Oui, d’ailleurs cette année nous n’avons quasiment travaillé qu’avec ces collectivités. Sur ces 101 millions d’euros il y a donc 23 millions pour les entreprises et 78 millions pour les collectivités : la CTM, les trois EPCI (communautés d’agglomération, ndr) et les municipalités. Et ce qu’on peut noter comme évolution par rapport à 2021, c’est la baisse de nos actions dans le secteur médico-social et la santé. Pourquoi me direz-vous ? Parce que tout le monde attend les fonds du ‘’Ségur de la santé’’ et que nous sommes donc dans une phase de préparation. Cela fait partie de nos perspectives pour cette année 2023 : d’ailleurs nous finançons le nouveau centre de l’association ‘’Martinique Autisme’’, à Saint-Joseph, et nous accompagnerons l’ADAPEI* sur plusieurs projets, notamment l’extension de leur maison d’accueil spécialisée, à Rivière-Salée. Et concernant les entreprises nous avons pas mal d’ambitions en 2023, notamment sur la thématique hôtelière avec des projets d’extension-rénovation ou de construction.

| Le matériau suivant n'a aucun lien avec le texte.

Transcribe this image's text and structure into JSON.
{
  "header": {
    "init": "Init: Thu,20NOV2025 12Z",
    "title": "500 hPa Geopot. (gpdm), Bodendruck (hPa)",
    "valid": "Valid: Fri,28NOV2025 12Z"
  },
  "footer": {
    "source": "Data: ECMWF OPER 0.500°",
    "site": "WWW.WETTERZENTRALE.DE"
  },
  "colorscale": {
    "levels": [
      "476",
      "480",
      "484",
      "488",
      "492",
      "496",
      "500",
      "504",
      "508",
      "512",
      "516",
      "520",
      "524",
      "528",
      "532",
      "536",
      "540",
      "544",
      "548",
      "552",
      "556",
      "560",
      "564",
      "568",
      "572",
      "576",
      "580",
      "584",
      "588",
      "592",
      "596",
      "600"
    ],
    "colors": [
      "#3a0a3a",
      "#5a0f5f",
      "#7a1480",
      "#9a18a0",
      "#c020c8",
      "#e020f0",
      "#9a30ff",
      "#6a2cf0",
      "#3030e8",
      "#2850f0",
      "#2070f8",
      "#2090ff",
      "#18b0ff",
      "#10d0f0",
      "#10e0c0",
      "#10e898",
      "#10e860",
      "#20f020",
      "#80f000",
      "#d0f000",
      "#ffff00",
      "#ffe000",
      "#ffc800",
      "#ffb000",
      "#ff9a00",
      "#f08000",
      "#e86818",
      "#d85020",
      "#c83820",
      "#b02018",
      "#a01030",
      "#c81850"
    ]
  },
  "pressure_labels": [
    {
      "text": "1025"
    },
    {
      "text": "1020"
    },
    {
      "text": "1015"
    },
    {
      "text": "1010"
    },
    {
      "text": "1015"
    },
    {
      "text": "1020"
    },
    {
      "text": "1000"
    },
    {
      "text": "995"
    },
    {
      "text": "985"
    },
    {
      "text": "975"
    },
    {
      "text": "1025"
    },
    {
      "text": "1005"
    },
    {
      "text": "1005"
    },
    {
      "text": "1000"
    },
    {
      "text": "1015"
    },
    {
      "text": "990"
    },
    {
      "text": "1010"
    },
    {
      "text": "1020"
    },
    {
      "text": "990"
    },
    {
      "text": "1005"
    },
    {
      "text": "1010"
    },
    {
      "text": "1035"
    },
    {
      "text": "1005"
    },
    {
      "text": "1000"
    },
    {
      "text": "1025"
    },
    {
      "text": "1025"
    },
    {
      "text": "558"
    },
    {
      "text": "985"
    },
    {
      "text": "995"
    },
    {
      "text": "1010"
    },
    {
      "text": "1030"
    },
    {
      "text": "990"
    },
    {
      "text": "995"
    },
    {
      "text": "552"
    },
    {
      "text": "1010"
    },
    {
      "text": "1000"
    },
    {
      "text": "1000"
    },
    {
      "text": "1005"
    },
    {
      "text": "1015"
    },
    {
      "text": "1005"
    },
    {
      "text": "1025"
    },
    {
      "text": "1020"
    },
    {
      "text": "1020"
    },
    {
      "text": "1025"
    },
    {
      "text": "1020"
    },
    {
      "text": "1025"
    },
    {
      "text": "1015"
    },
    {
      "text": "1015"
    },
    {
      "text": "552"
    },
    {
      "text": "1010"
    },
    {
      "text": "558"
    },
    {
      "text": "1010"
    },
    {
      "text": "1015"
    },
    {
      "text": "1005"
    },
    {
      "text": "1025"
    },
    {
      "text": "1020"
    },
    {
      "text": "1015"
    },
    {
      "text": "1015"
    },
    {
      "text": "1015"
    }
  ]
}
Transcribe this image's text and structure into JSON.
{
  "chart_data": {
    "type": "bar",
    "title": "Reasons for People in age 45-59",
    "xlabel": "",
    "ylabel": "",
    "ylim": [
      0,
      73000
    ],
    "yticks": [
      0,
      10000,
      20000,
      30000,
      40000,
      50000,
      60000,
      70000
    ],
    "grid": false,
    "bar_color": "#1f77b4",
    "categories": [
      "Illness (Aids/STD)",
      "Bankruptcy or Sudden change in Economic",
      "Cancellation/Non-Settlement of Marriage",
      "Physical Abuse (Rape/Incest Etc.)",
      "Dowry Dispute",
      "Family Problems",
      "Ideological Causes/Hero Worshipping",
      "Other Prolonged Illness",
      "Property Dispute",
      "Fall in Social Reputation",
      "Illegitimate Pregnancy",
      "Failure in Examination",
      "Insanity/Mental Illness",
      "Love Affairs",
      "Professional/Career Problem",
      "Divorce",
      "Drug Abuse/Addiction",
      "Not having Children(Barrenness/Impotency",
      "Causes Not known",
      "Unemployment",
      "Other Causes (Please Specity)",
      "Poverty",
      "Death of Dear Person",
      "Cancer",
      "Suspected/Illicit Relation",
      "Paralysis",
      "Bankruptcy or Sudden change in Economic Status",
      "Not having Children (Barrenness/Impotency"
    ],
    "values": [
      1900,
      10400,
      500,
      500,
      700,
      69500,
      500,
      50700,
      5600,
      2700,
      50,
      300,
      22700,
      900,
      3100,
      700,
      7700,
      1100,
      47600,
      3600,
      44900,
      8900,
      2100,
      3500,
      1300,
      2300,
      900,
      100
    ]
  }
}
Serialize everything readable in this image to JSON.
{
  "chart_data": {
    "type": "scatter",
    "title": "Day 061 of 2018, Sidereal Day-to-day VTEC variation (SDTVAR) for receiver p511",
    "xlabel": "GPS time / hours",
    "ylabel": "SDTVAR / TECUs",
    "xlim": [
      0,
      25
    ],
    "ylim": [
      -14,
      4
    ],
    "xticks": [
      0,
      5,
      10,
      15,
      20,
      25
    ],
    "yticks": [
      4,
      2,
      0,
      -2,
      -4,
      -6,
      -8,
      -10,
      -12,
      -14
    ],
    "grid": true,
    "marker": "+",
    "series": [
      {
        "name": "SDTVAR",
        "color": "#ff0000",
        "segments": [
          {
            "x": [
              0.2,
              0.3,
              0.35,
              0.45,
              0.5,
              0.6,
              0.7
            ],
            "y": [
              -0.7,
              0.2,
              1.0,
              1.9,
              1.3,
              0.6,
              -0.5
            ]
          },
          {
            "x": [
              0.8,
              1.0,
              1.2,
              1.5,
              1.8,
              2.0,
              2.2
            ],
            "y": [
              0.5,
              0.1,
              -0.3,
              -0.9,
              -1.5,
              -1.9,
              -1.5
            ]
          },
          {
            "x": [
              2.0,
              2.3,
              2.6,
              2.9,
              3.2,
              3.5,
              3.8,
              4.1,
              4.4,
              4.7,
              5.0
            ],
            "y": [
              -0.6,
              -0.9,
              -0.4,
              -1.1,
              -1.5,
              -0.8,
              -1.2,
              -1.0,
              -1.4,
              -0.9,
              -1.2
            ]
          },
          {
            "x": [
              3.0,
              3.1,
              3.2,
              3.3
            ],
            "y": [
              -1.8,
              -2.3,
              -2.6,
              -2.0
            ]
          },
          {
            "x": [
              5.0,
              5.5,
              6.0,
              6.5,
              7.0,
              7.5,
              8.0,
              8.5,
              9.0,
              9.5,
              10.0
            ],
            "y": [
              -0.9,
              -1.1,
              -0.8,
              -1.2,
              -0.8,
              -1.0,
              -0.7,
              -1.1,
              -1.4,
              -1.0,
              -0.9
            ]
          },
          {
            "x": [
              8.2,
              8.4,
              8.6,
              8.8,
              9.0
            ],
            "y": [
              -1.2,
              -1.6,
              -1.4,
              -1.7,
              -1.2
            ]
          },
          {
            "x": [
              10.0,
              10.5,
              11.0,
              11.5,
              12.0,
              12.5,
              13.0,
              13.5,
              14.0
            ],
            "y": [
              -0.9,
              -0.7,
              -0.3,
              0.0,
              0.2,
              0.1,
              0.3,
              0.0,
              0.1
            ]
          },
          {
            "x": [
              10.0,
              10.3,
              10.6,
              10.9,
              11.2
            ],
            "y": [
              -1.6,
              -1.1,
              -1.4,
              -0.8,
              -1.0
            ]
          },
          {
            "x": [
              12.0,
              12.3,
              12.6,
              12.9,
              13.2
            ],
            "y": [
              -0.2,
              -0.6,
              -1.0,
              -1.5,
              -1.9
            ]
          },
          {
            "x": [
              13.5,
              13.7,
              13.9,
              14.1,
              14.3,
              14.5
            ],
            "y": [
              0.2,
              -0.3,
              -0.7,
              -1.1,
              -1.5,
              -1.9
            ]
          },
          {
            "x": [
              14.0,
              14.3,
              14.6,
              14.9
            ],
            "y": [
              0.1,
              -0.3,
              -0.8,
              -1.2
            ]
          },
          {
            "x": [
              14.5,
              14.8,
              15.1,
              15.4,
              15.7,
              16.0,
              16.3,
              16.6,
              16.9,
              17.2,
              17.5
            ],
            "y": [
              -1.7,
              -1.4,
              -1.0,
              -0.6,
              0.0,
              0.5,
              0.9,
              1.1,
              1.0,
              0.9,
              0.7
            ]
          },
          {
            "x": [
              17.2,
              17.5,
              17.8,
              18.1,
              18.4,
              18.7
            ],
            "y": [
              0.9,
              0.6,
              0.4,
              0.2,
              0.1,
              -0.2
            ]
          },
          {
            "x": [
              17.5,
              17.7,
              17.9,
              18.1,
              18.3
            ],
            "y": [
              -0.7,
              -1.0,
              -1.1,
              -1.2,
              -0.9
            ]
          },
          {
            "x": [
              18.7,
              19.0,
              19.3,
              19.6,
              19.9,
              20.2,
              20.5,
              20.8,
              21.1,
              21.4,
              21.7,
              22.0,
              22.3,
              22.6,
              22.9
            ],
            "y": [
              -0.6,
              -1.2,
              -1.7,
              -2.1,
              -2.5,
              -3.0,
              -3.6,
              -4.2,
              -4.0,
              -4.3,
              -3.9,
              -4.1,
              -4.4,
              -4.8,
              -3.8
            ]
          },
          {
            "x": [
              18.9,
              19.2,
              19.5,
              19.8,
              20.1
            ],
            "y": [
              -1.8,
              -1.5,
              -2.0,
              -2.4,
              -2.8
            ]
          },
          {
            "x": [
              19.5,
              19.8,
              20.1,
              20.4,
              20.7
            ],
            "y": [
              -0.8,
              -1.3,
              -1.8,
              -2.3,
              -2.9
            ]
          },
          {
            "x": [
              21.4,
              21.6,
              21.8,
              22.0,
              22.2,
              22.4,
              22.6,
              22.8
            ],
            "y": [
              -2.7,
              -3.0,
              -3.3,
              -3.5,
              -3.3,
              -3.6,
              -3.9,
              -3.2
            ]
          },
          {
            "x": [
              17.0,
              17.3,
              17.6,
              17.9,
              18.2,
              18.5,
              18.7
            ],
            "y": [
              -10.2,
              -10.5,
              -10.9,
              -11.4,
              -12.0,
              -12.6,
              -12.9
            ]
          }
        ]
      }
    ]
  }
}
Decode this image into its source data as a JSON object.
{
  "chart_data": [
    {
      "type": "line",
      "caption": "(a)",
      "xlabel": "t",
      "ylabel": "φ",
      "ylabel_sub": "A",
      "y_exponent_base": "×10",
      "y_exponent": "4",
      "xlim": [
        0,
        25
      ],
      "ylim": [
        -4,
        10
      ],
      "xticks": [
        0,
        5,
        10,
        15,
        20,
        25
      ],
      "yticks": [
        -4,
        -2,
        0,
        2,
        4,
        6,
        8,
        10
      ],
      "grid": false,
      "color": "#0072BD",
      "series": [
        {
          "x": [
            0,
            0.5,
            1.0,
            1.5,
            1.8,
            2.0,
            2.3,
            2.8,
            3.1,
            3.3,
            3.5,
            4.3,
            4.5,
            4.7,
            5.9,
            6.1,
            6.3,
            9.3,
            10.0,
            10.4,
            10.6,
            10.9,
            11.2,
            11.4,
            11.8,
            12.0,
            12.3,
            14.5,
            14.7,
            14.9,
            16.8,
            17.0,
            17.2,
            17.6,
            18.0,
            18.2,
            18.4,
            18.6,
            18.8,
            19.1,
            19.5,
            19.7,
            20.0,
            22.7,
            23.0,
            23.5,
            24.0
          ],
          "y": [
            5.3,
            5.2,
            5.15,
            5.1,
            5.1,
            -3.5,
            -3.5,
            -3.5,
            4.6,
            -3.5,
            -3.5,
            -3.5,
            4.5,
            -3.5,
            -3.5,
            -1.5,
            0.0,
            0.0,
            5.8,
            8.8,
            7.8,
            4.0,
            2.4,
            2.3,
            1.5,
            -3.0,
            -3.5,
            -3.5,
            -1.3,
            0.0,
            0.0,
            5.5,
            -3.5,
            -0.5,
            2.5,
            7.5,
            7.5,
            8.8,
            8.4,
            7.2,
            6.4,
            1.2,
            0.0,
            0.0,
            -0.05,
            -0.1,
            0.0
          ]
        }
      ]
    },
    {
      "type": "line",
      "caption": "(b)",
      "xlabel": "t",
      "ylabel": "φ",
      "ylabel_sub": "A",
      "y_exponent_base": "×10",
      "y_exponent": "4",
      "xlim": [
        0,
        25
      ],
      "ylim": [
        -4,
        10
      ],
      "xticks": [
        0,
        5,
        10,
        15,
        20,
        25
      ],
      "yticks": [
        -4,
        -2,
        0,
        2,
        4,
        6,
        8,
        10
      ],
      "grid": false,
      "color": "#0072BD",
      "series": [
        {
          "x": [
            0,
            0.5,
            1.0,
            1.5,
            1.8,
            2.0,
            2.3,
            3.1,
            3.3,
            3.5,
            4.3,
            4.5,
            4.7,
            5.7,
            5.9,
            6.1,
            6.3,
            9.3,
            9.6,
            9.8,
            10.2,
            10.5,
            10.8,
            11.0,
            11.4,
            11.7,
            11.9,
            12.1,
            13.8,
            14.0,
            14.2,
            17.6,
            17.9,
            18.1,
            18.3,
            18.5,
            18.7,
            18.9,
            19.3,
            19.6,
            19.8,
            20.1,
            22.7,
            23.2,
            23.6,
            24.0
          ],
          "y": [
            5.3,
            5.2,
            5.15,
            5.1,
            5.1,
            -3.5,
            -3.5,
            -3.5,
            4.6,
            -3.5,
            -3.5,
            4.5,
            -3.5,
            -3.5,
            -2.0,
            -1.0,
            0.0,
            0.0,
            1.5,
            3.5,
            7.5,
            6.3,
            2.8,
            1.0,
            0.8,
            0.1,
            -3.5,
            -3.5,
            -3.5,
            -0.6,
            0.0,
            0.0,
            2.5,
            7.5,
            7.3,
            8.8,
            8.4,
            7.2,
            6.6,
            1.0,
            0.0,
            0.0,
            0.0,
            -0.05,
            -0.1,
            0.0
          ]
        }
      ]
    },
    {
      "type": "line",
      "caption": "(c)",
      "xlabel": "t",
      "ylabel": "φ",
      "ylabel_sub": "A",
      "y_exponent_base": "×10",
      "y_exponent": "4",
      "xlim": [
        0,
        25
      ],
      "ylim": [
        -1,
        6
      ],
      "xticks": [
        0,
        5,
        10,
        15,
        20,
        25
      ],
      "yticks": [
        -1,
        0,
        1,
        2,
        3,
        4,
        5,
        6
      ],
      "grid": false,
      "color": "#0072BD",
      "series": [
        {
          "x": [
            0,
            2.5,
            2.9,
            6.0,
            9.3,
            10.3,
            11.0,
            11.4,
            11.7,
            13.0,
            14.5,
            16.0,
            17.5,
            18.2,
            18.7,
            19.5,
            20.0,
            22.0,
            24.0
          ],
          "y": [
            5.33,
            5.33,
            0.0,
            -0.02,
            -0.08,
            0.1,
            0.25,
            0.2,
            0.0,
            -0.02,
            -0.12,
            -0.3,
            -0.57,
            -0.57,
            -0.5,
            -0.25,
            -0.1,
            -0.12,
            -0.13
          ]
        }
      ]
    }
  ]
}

Le « bilan 2021 » de l’AFD en Martinique indiquait un engagement de 193 millions d’euros : quelles sont, pour conclure, les différences essentielles entre ces deux derniers bilans ?

La grande différence c’est la santé et le médico-social. Et la confirmation que l’AFD est une agence contracyclique, c’est-à-dire que notre action est encore plus renforcée en période de crise(s). C’est peut-être d’ailleurs une façon de voir le verre à moitié plein : c’est qu’on est en train de sortir de la crise. A l’époque nous avions beaucoup travaillé sur la ‘’riposte Covid’’ et tous les investissements faits par les collectivités. Pour conclure, l’AFD a travaillé sur trois grands projets emblématiques de ‘’lutte’’ contre le changement climatique, notamment le retour de l’investissement à Fort-de-France, avec 16 millions d’euros pour la ville. Depuis plus de 10 ans c’est la première fois que nous retravaillons avec cette municipalité et ce sont ses efforts, réalisés dans le cadre du COROM*, qui lui permettent de réinvestir, et ce pour trois grands projets : le ‘’Plan Lumière’’, avec le remplacement par des lampes de type LED, soit 70% d’économies d’énergie et une attractivité renforcée ; la sécurisation de Morne Calebasse ; et l’aménagement – parcours santé, balisage etc. – de la forêt de Montgérald, qui est un poumon de biodiversité dans Fort-de-France. Nous avons donc un peu changé de braquet et réduit la voilure par rapport à 2021, année exceptionnelle suite à la crise Covid, et avons recentré nos actions sur la lutte contre le changement climatique.

Propos recueillis par Mike Irasque

*SAMAC : Société Aéroport Martinique Aimé Césaire. Le ‘’Ségur de la santé’’ est une consultation, en 2020, des acteurs du système français de soins, à l’issue de laquelle des fonds ont été annoncés pour l’hôpital public, notamment en Martinique. ADAPEI : Association Départementale des Amis et Parents de Personnes Handicapées Mentales. COROM : Contrat de Redressement Outre-Mer.